- Born: Mark Thomas Hennessy 1969 (age 56–57)
- Origin: Lawrence, Kansas, U.S.
- Genres: Grunge, alternative
- Occupations: Musician, songwriter, poet, teacher
- Instrument: Vocals
- Years active: 1992–present
- Labels: A&M Records, E1 Entertainment

= Mark Hennessy =

American singer (born 1969)

Mark Thomas Hennessy (born 1969) is an American singer and songwriter. He is most famous for being the lead singer of the alternative rock band Paw. He is also the former lead singer of Lawrence, Kansas-based bands King Rat, The Diamond Heart Club, 1950 D.A., and is currently the singer for Godzillionaire.

He is a self-proclaimed "poetry freak". In 2005, he released a book of poetry called Cue the Bedlam (More Desperate With Longing Than Want of Air), which was published in December 2005 by Unholy Day Press.

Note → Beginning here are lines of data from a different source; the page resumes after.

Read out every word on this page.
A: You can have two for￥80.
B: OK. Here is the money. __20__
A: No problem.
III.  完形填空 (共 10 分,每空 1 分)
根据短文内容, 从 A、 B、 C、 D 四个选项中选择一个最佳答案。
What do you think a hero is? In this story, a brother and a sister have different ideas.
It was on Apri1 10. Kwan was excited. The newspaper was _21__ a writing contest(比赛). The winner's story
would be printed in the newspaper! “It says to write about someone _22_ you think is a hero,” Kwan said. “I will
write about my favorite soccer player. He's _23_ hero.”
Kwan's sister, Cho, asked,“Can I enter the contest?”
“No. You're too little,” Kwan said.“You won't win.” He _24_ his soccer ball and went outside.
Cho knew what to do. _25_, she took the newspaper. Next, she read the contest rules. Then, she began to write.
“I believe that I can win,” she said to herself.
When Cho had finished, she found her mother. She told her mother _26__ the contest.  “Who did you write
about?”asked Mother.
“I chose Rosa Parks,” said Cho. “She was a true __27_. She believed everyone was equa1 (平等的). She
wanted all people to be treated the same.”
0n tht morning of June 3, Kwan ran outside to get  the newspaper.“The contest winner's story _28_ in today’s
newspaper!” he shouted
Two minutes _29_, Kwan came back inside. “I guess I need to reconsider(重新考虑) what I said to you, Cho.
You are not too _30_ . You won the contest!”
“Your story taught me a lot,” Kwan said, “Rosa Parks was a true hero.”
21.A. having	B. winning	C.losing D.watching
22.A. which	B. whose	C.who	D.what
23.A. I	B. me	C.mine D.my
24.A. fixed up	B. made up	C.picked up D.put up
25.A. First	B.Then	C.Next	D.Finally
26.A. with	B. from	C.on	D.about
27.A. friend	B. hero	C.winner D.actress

He completed a doctoral degree at the University of Kansas.

==Music==
Mark started singing in the Saint John's Choir, then created his own band, King Rat. Hennessy was the lead vocalist and the main lyricist of the grunge band Paw. They recorded two major label releases, Dragline and Death to Traitors, and the EP Home Is a Strange Place. His voice was described in Kerrang! magazine as "gargling glass". In 2007, he sang in a seven-piece band called The Diamond Heart Club. The band split up a year later. They reformed under the name 1950 D.A. and split again. Currently Mark is playing in his new project, Godzillionaire.